What differences emerged most clearly were those on foreign policy, on the euro and particularly on Russia. Fillon repeated some of the pro-Russian positions that provoked media investigations of his finances and that led them to relentlessly pursue him over the now well documented charges that he arranged no-show jobs for his wife, Penelope.

“Because we are Westerners, we think we can do everything, invade Iraq, and determine the political order in an entire part of the world … [But] We must use the army less than Hollande has done,” Fillon declared. He went on to call France’s war against the Islamic State (IS) militia in Syria a “failure,” explaining, “We should have waged it together with Russia and its partners in the Near East.”

This provoked a counterattack from Hamon, who defended the line of the PS government and of the CIA, declaring: “Wanting to conduct a struggle against IS alongside the Assad regime, that says a lot about the president you want to be.”

Though the election of the FN would signal the likely dissolution of the euro currency and the European Union (EU), Europe was, as France Inter put it, “the elephant in the room of the non-debate” of Monday night. Fillon raised the euro in passing, attacking Le Pen as a “serial killer of purchasing power” because she wants to abandon the euro and return to the franc, a national currency that would fall compared to a euro boosted by the strength of Germany’s exports.

The fact that Europe received such treatment during a presidential debate underscores the ever more striking disorientation and superficiality of official public debate in France. The strength of the European currency was always, to be sure, a weighty argument in favor of the EU among France’s propertied classes. However, it was traditionally acknowledged that European integration was above all a network of institutions aiming, after the horrors of World War II, to make impossible the eruption of a third world war between the major European powers.

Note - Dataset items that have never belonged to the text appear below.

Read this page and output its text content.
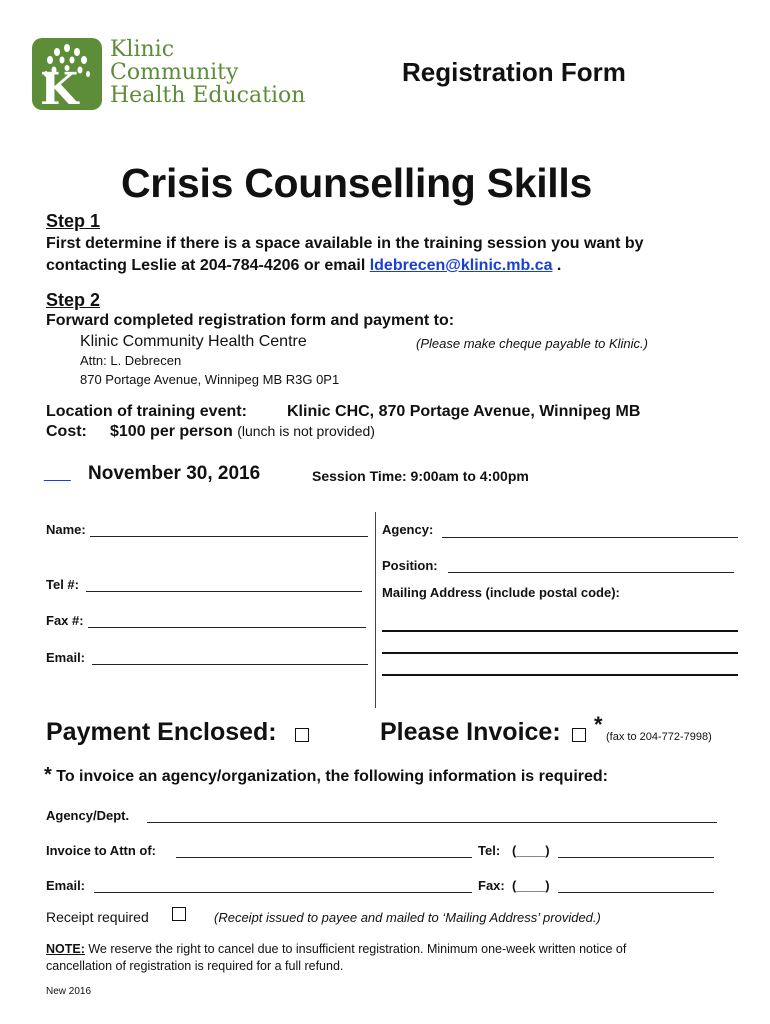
K
Klinic
Community
Health Education
Registration Form
Crisis Counselling Skills
Step 1
First determine if there is a space available in the training session you want by
contacting Leslie at 204-784-4206 or email ldebrecen@klinic.mb.ca .
Step 2
Forward completed registration form and payment to:
Klinic Community Health Centre	(Please make cheque payable to Klinic.)
Attn: L. Debrecen
870 Portage Avenue, Winnipeg MB R3G 0P1
Location of training event:	Klinic CHC, 870 Portage Avenue, Winnipeg MB
Cost: $100 per person (lunch is not provided)
___ November 30, 2016	Session Time: 9:00am to 4:00pm
Name:
Tel #:
Fax #:
Email:
Agency:
Position:
Mailing Address (include postal code):
Payment Enclosed:	Please Invoice: * (fax to 204-772-7998)
* To invoice an agency/organization, the following information is required:
Agency/Dept.
Invoice to Attn of:	Tel: (____)
Email:	Fax: (____)
Receipt required	(Receipt issued to payee and mailed to ‘Mailing Address’ provided.)
NOTE: We reserve the right to cancel due to insufficient registration. Minimum one-week written notice of
cancellation of registration is required for a full refund.
New 2016
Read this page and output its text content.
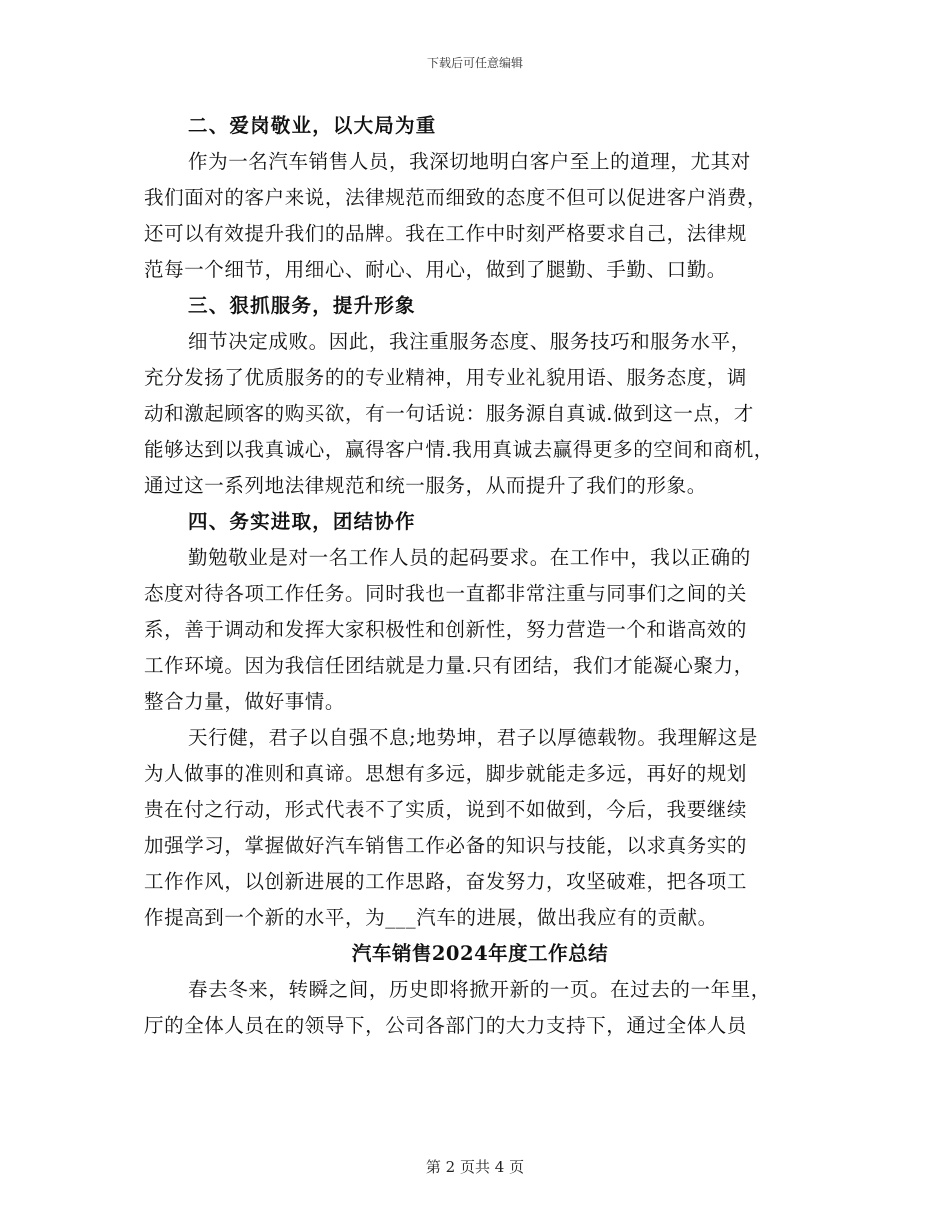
下载后可任意编辑
二、爱岗敬业，以大局为重
作为一名汽车销售人员，我深切地明白客户至上的道理，尤其对
我们面对的客户来说，法律规范而细致的态度不但可以促进客户消费，
还可以有效提升我们的品牌。我在工作中时刻严格要求自己，法律规
范每一个细节，用细心、耐心、用心，做到了腿勤、手勤、口勤。
三、狠抓服务，提升形象
细节决定成败。因此，我注重服务态度、服务技巧和服务水平，
充分发扬了优质服务的的专业精神，用专业礼貌用语、服务态度，调
动和激起顾客的购买欲，有一句话说：服务源自真诚.做到这一点，才
能够达到以我真诚心，赢得客户情.我用真诚去赢得更多的空间和商机，
通过这一系列地法律规范和统一服务，从而提升了我们的形象。
四、务实进取，团结协作
勤勉敬业是对一名工作人员的起码要求。在工作中，我以正确的
态度对待各项工作任务。同时我也一直都非常注重与同事们之间的关
系，善于调动和发挥大家积极性和创新性，努力营造一个和谐高效的
工作环境。因为我信任团结就是力量.只有团结，我们才能凝心聚力，
整合力量，做好事情。
天行健，君子以自强不息;地势坤，君子以厚德载物。我理解这是
为人做事的准则和真谛。思想有多远，脚步就能走多远，再好的规划
贵在付之行动，形式代表不了实质，说到不如做到，今后，我要继续
加强学习，掌握做好汽车销售工作必备的知识与技能，以求真务实的
工作作风，以创新进展的工作思路，奋发努力，攻坚破难，把各项工
作提高到一个新的水平，为___汽车的进展，做出我应有的贡献。
汽车销售2024年度工作总结
春去冬来，转瞬之间，历史即将掀开新的一页。在过去的一年里，
厅的全体人员在的领导下，公司各部门的大力支持下，通过全体人员
第 2 页共 4 页
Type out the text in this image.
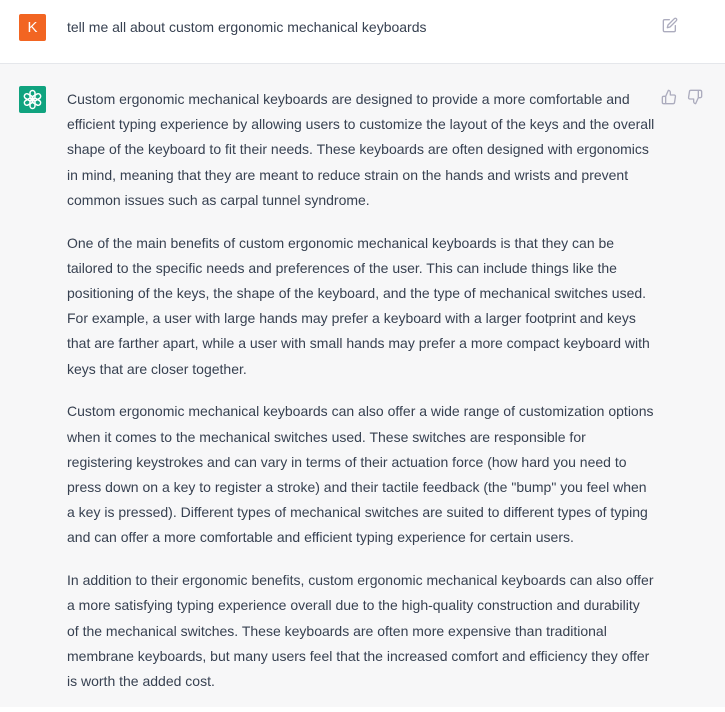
K	tell me all about custom ergonomic mechanical keyboards

Custom ergonomic mechanical keyboards are designed to provide a more comfortable and efficient typing experience by allowing users to customize the layout of the keys and the overall shape of the keyboard to fit their needs. These keyboards are often designed with ergonomics in mind, meaning that they are meant to reduce strain on the hands and wrists and prevent common issues such as carpal tunnel syndrome.

One of the main benefits of custom ergonomic mechanical keyboards is that they can be tailored to the specific needs and preferences of the user. This can include things like the positioning of the keys, the shape of the keyboard, and the type of mechanical switches used. For example, a user with large hands may prefer a keyboard with a larger footprint and keys that are farther apart, while a user with small hands may prefer a more compact keyboard with keys that are closer together.

Custom ergonomic mechanical keyboards can also offer a wide range of customization options when it comes to the mechanical switches used. These switches are responsible for registering keystrokes and can vary in terms of their actuation force (how hard you need to press down on a key to register a stroke) and their tactile feedback (the "bump" you feel when a key is pressed). Different types of mechanical switches are suited to different types of typing and can offer a more comfortable and efficient typing experience for certain users.

In addition to their ergonomic benefits, custom ergonomic mechanical keyboards can also offer a more satisfying typing experience overall due to the high-quality construction and durability of the mechanical switches. These keyboards are often more expensive than traditional membrane keyboards, but many users feel that the increased comfort and efficiency they offer is worth the added cost.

Today, the French bourgeoisie is incapable of discussing such subjects before an audience of millions. As Germany and France both rearm and prepare for new wars with unknown enemies, all the organizations set up ostensibly to prevent a new war on the European continent are threatened with collapse.

This debate is a warning to the working class: what is being prepared in this election is an attempt to shift politics in France and internationally far to the right, with devastating consequences for working people.

The extremely narrow character of the differences between Le Pen and the other candidates in the Monday debate shows that a strategy of voting for the “traditional” parties to prevent a Le Pen government from implementing a dictatorial agenda is doomed to failure. The French political system is bankrupt. Whatever differences a President Macron might have with a FN government, they are on second-rank questions of tempo and international orientation.

The only viable response is the construction of an independent movement in the working class fighting against war and attacks on democratic rights.